Ransomware Hits CSP: Attack Details
The target was CloudJumper, a workspace as a service (WaaS) provider that partners closely with MSPs. The attack impacted less than one percent of CloudJumper's partners. But in a phone conversation and email exchange with MSSP Alert, company executives emphasized their ongoing commitment to those impacted partners.CloudJumper recently discovered a virus-based strain of ransomware as it was in the process of impacting one of our legacy multi-tenant environments. This environment was obtained in an acquisition and CloudJumper has been actively migrating these customers to our standardized platforms.
The name of the virus that hit CloudJumper was RYUK – which according to sources was re-written and re-released in March of 2019. Initially, it had hit in December of 2018 when it impacted a number of American Newspapers and extorted over 600,000 bitcoins.
Upon learning of the incident, CloudJumper immediately took efforts to address the disruption. We continue to work diligently to restore impacted systems as quickly as possible. While our investigation remains ongoing, our immediate focus is on supporting impacted clients and restoring functionality.
At this time, we have no knowledge and no indication that client data has been accessed or acquired. Further, we do not believe any such access or acquisition has or will occur for the following reasons:
- This was a fast moving programmatic virus-based ransomware and not a data theft tool.
- There were no outbound data spikes to indicate a transfer of data.
- We caught and halted the infection in the process of spreading and as precaution isolated all systems from the public internet almost immediately.
- We understand the vector of attack the program used.
- We believe we have identified the origination point.
- That said, we are coordinating a third-party forensic investigation and will promptly let clients know if we learn of anything to the contrary.
Additional details:
This impacted less than 1% of our partner base.
This type of Ransomware would not have been successful in a CloudJumper built platform due to our security parameters and practices.

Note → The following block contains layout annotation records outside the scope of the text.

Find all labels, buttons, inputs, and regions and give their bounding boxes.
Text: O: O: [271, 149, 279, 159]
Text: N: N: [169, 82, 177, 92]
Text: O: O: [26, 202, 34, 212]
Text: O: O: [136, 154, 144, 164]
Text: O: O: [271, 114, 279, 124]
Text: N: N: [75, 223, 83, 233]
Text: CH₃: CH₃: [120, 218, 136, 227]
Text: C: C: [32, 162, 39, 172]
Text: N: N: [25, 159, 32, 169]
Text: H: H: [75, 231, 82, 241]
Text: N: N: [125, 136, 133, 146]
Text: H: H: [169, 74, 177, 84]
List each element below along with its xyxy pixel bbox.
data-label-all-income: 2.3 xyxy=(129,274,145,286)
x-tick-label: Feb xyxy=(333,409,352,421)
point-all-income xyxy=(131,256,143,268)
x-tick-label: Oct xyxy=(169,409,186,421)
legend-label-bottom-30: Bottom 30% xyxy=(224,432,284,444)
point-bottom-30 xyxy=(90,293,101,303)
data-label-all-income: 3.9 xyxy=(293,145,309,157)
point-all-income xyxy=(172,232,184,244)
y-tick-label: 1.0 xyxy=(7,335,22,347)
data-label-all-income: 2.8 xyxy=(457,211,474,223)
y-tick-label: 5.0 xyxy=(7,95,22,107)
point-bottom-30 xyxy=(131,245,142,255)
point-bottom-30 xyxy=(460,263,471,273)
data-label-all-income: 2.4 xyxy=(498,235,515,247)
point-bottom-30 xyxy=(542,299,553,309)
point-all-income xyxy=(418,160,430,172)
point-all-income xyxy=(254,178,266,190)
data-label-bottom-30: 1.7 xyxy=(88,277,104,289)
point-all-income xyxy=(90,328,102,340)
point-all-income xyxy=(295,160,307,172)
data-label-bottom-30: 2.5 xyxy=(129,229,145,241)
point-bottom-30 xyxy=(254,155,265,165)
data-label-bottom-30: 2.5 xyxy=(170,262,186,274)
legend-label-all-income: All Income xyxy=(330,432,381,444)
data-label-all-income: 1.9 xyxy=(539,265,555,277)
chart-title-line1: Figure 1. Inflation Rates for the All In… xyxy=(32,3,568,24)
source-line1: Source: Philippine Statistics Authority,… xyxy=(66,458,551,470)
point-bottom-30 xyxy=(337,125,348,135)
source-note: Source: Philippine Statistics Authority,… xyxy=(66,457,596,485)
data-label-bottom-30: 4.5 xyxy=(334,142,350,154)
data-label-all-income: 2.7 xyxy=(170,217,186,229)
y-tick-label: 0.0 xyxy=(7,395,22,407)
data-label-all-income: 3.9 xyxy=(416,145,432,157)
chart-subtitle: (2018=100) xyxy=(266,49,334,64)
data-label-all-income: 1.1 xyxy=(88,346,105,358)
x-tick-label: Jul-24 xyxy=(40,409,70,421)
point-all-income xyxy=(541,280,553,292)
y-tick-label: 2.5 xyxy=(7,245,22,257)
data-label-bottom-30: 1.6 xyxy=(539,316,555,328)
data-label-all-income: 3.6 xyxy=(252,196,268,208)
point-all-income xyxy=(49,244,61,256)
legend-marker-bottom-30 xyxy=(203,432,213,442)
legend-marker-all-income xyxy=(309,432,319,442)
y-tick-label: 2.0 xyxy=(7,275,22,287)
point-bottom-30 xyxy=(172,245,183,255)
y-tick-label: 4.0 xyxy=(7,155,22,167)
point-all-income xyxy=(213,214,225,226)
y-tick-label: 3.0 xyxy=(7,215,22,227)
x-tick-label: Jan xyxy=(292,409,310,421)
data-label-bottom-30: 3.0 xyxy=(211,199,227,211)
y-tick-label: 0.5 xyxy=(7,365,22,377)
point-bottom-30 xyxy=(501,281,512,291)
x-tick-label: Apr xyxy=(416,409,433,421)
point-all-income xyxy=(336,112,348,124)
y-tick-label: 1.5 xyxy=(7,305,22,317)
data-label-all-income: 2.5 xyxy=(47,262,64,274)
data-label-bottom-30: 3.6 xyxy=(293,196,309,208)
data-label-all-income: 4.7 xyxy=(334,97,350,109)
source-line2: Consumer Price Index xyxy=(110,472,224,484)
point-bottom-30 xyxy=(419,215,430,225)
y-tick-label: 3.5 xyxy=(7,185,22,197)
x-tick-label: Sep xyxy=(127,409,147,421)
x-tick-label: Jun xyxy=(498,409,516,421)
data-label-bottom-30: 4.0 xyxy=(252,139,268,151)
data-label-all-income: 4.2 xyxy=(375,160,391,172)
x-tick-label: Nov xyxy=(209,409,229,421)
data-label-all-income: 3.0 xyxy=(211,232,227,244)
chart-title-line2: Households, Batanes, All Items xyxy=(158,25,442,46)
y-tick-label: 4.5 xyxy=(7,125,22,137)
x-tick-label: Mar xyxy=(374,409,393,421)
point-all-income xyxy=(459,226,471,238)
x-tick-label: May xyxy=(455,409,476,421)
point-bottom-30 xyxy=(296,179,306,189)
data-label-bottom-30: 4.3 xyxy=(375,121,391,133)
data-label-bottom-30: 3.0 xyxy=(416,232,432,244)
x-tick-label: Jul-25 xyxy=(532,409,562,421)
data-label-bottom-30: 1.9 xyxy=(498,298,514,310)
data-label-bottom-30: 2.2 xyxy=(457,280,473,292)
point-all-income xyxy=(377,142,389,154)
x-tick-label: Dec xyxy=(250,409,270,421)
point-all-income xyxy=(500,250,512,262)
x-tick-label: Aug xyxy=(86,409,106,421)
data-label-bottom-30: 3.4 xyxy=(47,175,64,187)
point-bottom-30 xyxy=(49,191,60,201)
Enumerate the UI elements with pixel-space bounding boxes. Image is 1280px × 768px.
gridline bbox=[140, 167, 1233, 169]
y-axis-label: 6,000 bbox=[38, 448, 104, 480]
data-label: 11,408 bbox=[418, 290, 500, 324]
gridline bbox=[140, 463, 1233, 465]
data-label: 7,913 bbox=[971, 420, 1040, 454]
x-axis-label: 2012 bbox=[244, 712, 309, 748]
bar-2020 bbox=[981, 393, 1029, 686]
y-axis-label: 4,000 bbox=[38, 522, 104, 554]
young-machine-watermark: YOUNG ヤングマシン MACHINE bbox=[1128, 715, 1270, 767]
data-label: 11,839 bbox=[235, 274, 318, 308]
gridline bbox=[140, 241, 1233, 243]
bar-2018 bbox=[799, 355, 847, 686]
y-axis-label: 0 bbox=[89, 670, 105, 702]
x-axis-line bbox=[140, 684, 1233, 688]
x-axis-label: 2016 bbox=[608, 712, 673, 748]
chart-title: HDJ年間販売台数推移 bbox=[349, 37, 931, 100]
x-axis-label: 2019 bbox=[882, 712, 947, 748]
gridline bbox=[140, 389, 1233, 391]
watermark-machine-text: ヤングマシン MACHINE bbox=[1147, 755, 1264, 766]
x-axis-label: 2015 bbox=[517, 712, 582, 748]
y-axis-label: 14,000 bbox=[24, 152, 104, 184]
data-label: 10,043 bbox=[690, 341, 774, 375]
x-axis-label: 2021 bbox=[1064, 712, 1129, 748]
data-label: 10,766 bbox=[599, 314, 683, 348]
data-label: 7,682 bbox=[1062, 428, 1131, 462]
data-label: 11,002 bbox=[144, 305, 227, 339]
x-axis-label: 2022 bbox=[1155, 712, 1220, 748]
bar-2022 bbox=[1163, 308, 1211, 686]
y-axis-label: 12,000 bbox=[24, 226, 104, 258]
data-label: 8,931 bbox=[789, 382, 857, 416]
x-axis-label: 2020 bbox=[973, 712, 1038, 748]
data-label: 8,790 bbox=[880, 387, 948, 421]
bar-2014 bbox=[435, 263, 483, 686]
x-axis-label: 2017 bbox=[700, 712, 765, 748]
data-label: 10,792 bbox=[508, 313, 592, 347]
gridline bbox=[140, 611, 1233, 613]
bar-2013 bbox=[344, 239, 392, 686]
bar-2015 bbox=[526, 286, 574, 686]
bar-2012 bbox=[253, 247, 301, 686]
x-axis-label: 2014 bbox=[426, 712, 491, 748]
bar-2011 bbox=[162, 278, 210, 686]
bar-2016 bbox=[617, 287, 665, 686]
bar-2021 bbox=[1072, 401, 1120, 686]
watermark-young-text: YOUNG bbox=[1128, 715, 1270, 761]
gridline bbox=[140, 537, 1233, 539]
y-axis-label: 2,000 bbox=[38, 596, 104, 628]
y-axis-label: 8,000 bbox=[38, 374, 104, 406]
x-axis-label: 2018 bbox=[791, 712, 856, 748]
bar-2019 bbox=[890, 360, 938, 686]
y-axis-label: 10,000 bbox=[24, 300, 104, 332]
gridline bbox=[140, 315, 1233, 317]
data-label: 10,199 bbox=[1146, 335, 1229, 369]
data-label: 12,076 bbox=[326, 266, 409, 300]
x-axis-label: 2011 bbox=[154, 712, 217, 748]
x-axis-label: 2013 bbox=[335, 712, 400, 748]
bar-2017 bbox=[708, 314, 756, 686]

There has been no indication of data loss and we are following our restoration procedures.
No “ransom” was paid."
RYUK Ransomware Repeatedly Hits MSP Ecosystem
This is the latest in a growing list of malware attacks to hit an MSP or a CSP that serves the MSP ecosystem. For instance:- RYUK ransomware hit Data Resolution, an MSP in California earlier this year.
- Cybercriminals used Ryuk ransomware to collect at least $640,000 in Bitcoin from global organizations over a two-week span in 2018, according to master MSSP Perch Security.